La pregunta que todos quieren responder es ¿por qué se rompió la revista? Muchos dicen que los problemas venían de antes, que se peleaban por alguna chica, que no se ponían de acuerdo en una visión, que eran jóvenes y la tensión abundaba. La realidad es que no tenemos suficiente evidencia para perfilar una respuesta certera, debido al limitado archivo que existe de esta experiencia


Conclusiones

Es irrefutable postular el impacto que esta revista dejó sobre el campo de las revistas literarias, más de corte underground, como supo ser la Cerdos y Peces en los 80. Sin embargo, la revista 18 Whiskys adoptó, como muchas manifestaciones culturales contemporáneas no tanto las formas contestatarias sino más resistentes, como el teatro parakultural atravesado por figuras como Batato Barea o Fernando Noy. De eso se tratan los primeros años de los noventa, de intentar hacer sobrevivir aquellas prácticas culturales que tanto había intentado destruir la dictadura, desde la defensa. La revista marcó el camino que después, por ejemplo, llevaría a Cecilia Pavón y Fernanda Laguna a fundar el espacio Belleza y Felicidad en 1999 o a influenciar la poesía en voz alta. Es imposible pensar en la poesía contemporánea sin traer a la Whiskys, a Fabián Casas, Laura Witner, Juan Desiderio, Daniel Durand, Rodolfo Edwards, José Villa, y muchos otros a los que este trabajo no les hace suficiente justicia. 

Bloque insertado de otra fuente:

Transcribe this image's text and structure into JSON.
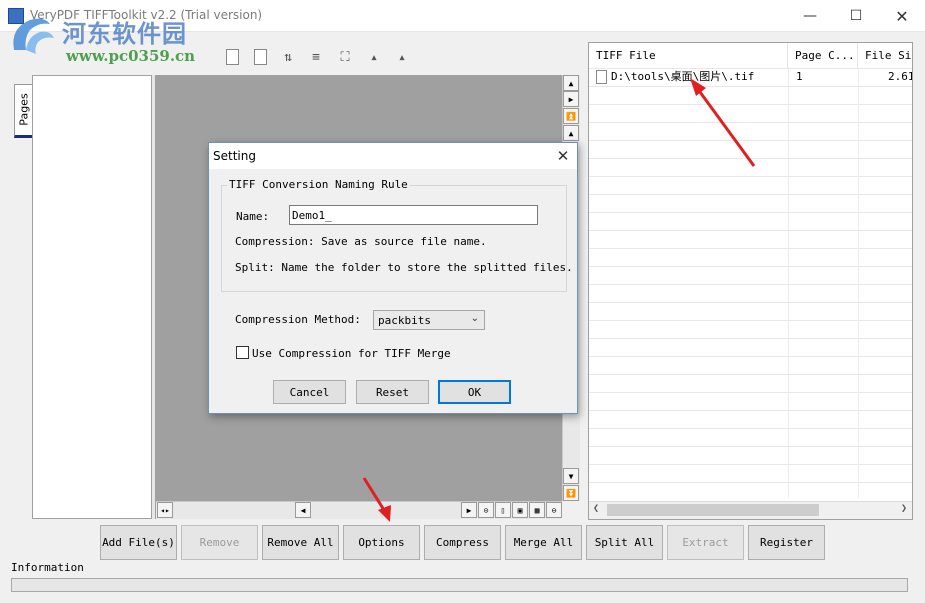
{
  "window": {
    "title": "VeryPDF TIFFToolkit v2.2 (Trial version)",
    "min_glyph": "—",
    "max_glyph": "☐",
    "close_glyph": "✕"
  },
  "watermark": {
    "site_name": "河东软件园",
    "url": "www.pc0359.cn"
  },
  "thumbnails": {
    "tab_label": "Pages"
  },
  "file_list": {
    "columns": [
      "TIFF File",
      "Page C...",
      "File Siz"
    ],
    "rows": [
      {
        "file": "D:\\tools\\桌面\\图片\\.tif",
        "pages": "1",
        "size": "2.61"
      }
    ]
  },
  "buttons": {
    "add_files": "Add File(s)",
    "remove": "Remove",
    "remove_all": "Remove All",
    "options": "Options",
    "compress": "Compress",
    "merge_all": "Merge All",
    "split_all": "Split All",
    "extract": "Extract",
    "register": "Register"
  },
  "information": {
    "label": "Information"
  },
  "dialog": {
    "title": "Setting",
    "close_glyph": "✕",
    "group_title": "TIFF Conversion Naming Rule",
    "name_label": "Name:",
    "name_value": "Demo1_",
    "compression_note": "Compression: Save as source file name.",
    "split_note": "Split: Name the folder to store the splitted files.",
    "method_label": "Compression Method:",
    "method_value": "packbits",
    "merge_checkbox_label": "Use Compression for TIFF Merge",
    "merge_checked": false,
    "cancel": "Cancel",
    "reset": "Reset",
    "ok": "OK"
  },
  "colors": {
    "accent": "#0078d7",
    "annotation_arrow": "#e02020",
    "preview_background": "#a0a0a0"
  },
  "icons": {
    "toolbar": [
      "page-icon",
      "page-icon",
      "flip-icon",
      "rotate-icon",
      "fit-icon",
      "up-icon",
      "up-icon"
    ],
    "scroll": [
      "arrow-up-icon",
      "arrow-right-icon",
      "arrow-top-icon",
      "arrow-up-icon",
      "arrow-down-icon",
      "arrow-bottom-icon"
    ]
  }
}
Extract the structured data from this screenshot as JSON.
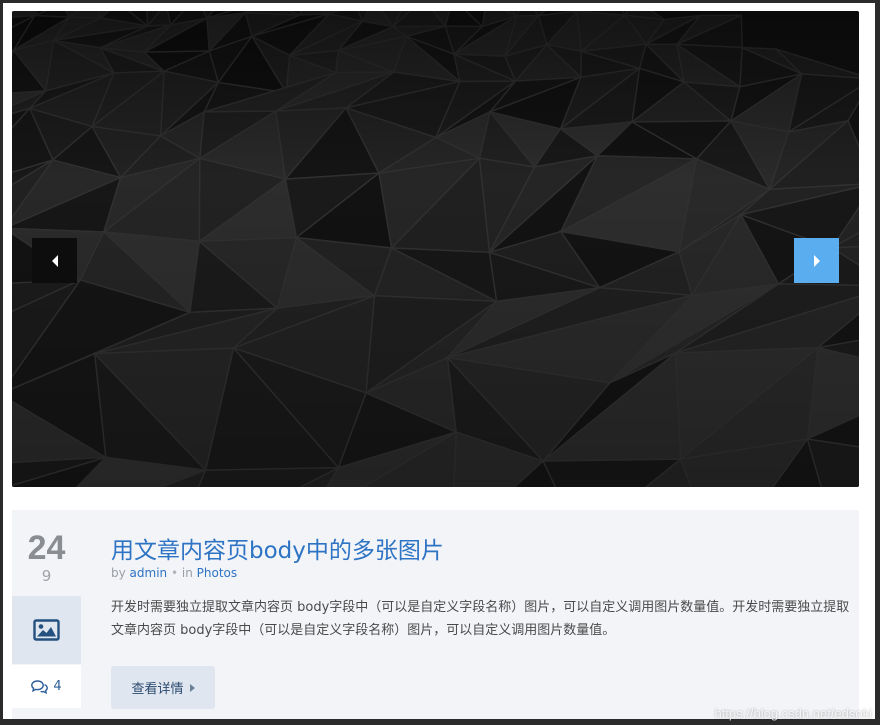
{
  "slider": {
    "image_icon": "dark-polygon-background",
    "prev_icon": "triangle-left-icon",
    "next_icon": "triangle-right-icon",
    "next_color": "#5aaef0"
  },
  "post": {
    "day": "24",
    "month": "9",
    "type_icon": "picture-icon",
    "comment_icon": "comments-icon",
    "comment_count": "4",
    "title": "用文章内容页body中的多张图片",
    "meta": {
      "by_label": "by",
      "author": "admin",
      "separator": "•",
      "in_label": "in",
      "category": "Photos"
    },
    "excerpt": "开发时需要独立提取文章内容页 body字段中（可以是自定义字段名称）图片，可以自定义调用图片数量值。开发时需要独立提取文章内容页 body字段中（可以是自定义字段名称）图片，可以自定义调用图片数量值。",
    "more_label": "查看详情",
    "more_icon": "caret-right-icon"
  },
  "watermark": "https://blog.csdn.net/edsoki",
  "colors": {
    "accent": "#2e74c4",
    "panel": "#f2f4f8",
    "button_bg": "#dfe6ef"
  }
}
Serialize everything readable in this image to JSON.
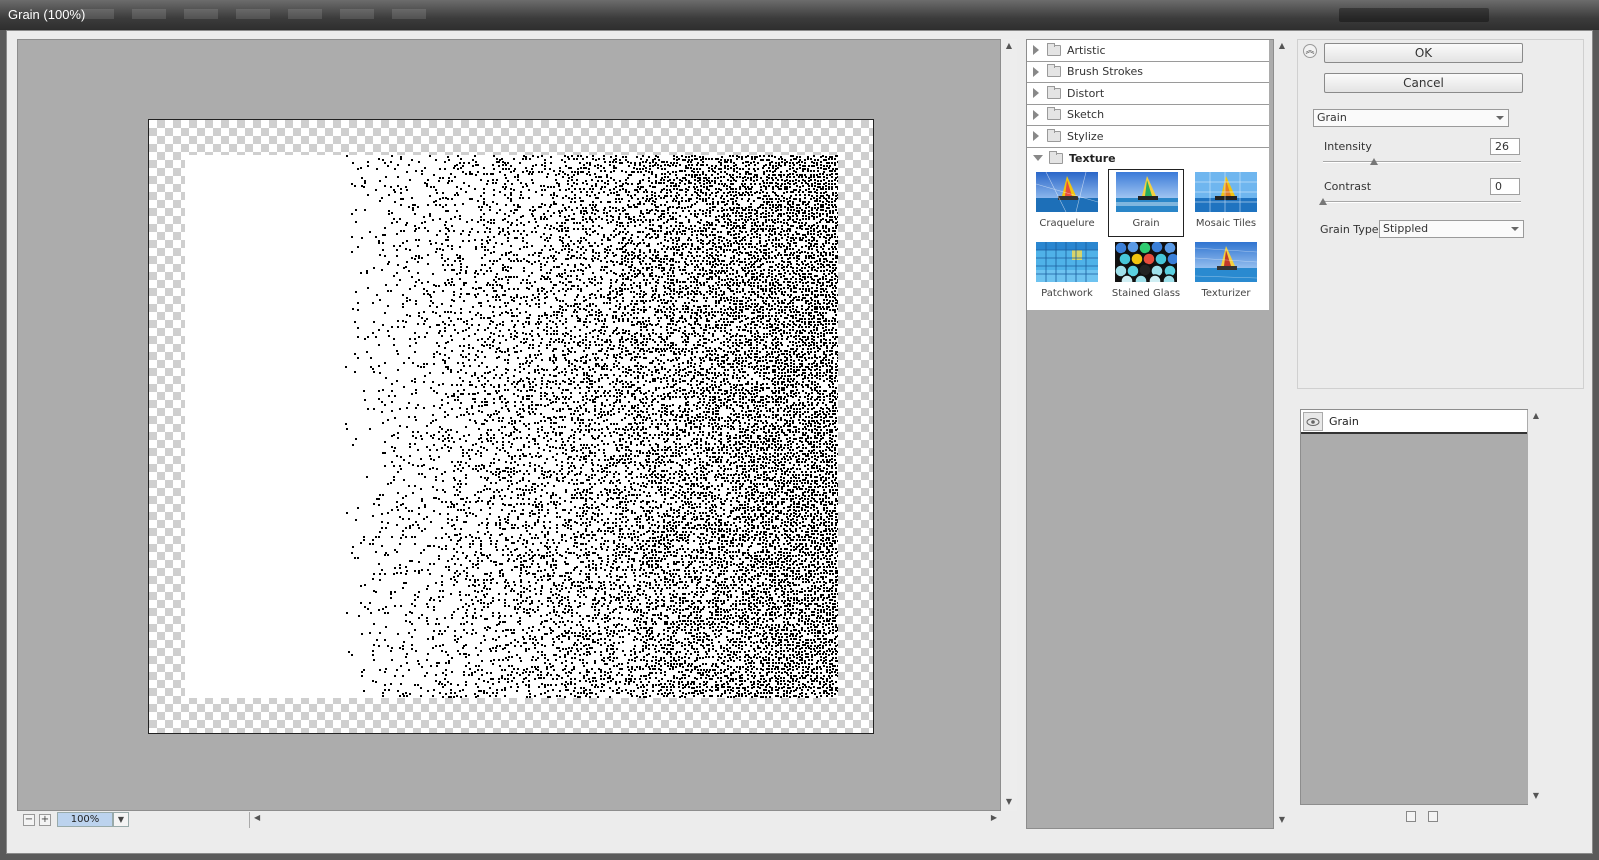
{
  "window": {
    "title": "Grain (100%)"
  },
  "preview": {
    "zoom": "100%",
    "zoom_out_symbol": "−",
    "zoom_in_symbol": "+"
  },
  "gallery": {
    "categories": [
      {
        "label": "Artistic",
        "expanded": false
      },
      {
        "label": "Brush Strokes",
        "expanded": false
      },
      {
        "label": "Distort",
        "expanded": false
      },
      {
        "label": "Sketch",
        "expanded": false
      },
      {
        "label": "Stylize",
        "expanded": false
      },
      {
        "label": "Texture",
        "expanded": true
      }
    ],
    "thumbnails": [
      {
        "label": "Craquelure",
        "selected": false
      },
      {
        "label": "Grain",
        "selected": true
      },
      {
        "label": "Mosaic Tiles",
        "selected": false
      },
      {
        "label": "Patchwork",
        "selected": false
      },
      {
        "label": "Stained Glass",
        "selected": false
      },
      {
        "label": "Texturizer",
        "selected": false
      }
    ]
  },
  "controls": {
    "ok_label": "OK",
    "cancel_label": "Cancel",
    "filter_select": "Grain",
    "intensity": {
      "label": "Intensity",
      "value": "26",
      "max": 100
    },
    "contrast": {
      "label": "Contrast",
      "value": "0",
      "max": 100
    },
    "grain_type": {
      "label": "Grain Type:",
      "value": "Stippled"
    }
  },
  "layers": {
    "items": [
      {
        "label": "Grain"
      }
    ]
  },
  "colors": {
    "canvas_gray": "#acacac",
    "zoom_highlight": "#bcd3ee"
  }
}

Referencias Bibliográficas


  1. Hosbawm, Eric (1994). La historia del siglo xx. Biblioteca E. J. Hosbawm de historia contemporánea.

  2. Birgin, Alejandra y Trímboli, Javier (2003). Imágenes de los noventa. Del Zorzal

  3. Prieto, A. (1990 12). Conflictos de generaciones. En: Fernández Moreno, César (comp.). América Latina en su literatura. México: Siglo XXI. (1972). 

  4. Mallol, Anahí D. () Materialistas y epifánicos en la poesía argentina reciente. Universidad Nacional de la Plata - CONICET. 

  5. Bourdieu, Pierre (2002). Campo de poder, campo intelectual. Buenos Aires: Montressor 

  6. Cambours Ocampo, A. (1963). El problema de las generaciones literarias. Buenos Aires: A. Peña Lillo Editor. 

  7. Williams, R. (1977). Marxismo y literatura. Barcelona. Ediciones Península.

  8. Halperín Donghi, Tulio (1994). La larga agonía de la Argentina peronista. Ed. Ariel, Buenos Aires, 1998

  9. Franco, Gabriela (2021). Por el camino de puan 3: las revistas literarias. Editorial de la Facultad de Filosofía y Letras Colección Libros de Filo.